Currently, swarm mode on Windows has the following limitations:

Data-plane encryption not supported (i.e. container-container traffic using the --opt encrypted option)
Routing mesh for Windows docker hosts is not supported on Windows Server 2016, but only from Windows Server 2019 onwards. Users seeking an alternative load balancing strategy today can setup an external load balancer (e.g. NGINX) and use Swarm’s publish-port mode to expose container host ports over which to load balance. More detail on this below.

Note

For more details on how to setup Docker Swarm Routing Mesh, please see this blog post

Publish ports for service endpoints

Users seeking to publish ports for their service endpoints can do so today using either publish-port mode, or Docker Swarm’s routing mesh feature.

To cause host ports to be published for each of the tasks/container endpoints that define a service, use the --publish mode=host,target=<CONTAINERPORT> argument to the docker service create command:

# Create a service for which tasks are exposed via host port
C:\ > docker service create --name=<SERVICENAME> --publish mode=host,target=<CONTAINERPORT> --endpoint-mode dnsrr --network=<NETWORKNAME> <CONTAINERIMAGE> [COMMAND] [ARGS…]

For example, the following command would create a service, ‘s1’, for which each task will be exposed via container port 80 and a randomly selected host port.

C:\ > docker service create --name=s1 --publish mode=host,target=80 --endpoint-mode dnsrr web_1 powershell -command {echo sleep; sleep 360000;}

After creating a service using publish-port mode, the service can be queried to view the port mapping for each service task:

C:\ > docker service ps <SERVICENAME>

The above command will return details on every container instance running for your service (across all of your swarm hosts). One column of the output, the “ports” column, will include port information for each host of the form <HOSTPORT>-><CONTAINERPORT>/tcp. The values of <HOSTPORT> will be different for each container instance, as each container is published on its own host port.

Tips & Insights

Existing transparent network can block swarm initialization/overlay network creation

On Windows, both the overlay and transparent network drivers require an external vSwitch to be bound to a (virtual) host network adapter. When an overlay network is created, a new switch is created then attached to an open network adapter. The transparent networking mode also uses a host network adapter. At the same time, any given network adapter can only be bound to one switch at a time–if a host has only one network adapter it can attach to only one external vSwitch at a time, whether that vSwitch be for an overlay network or for a transparent network.

Hence, if a container host has only one network adapter it is possible to run into the issue of a transparent network blocking creation of an overlay network (or vice-versa), because the transparent network is currently occupying the host’s only virtual network interface.

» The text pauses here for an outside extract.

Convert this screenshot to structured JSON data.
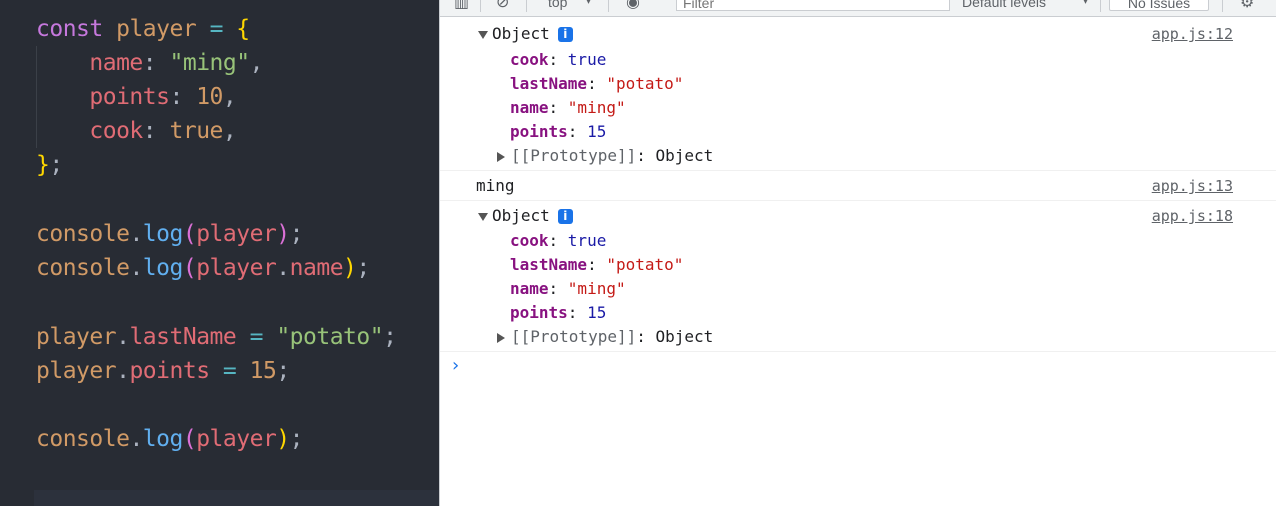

There are two ways to get around this issue:

Option 1 – delete existing transparent network: Before initializing a swarm, ensure there is not an existing transparent network on your container host. Delete transparent networks to ensure there is a free virtual network adapter on your host to be used for overlay network creation.
Option 2 – create an additional (virtual) network adapter on your host: Instead of removing any transparent network that’s on your host you can create an additional network adapter on your host to be used for overlay network creation. To do this, simply create a new external network adapter (using PowerShell or Hyper-V Manager); with the new interface in place, when your swarm is initialized the Host Network Service (HNS) will automatically recognize it on your host and use it to bind the external vSwitch for overlay network creation.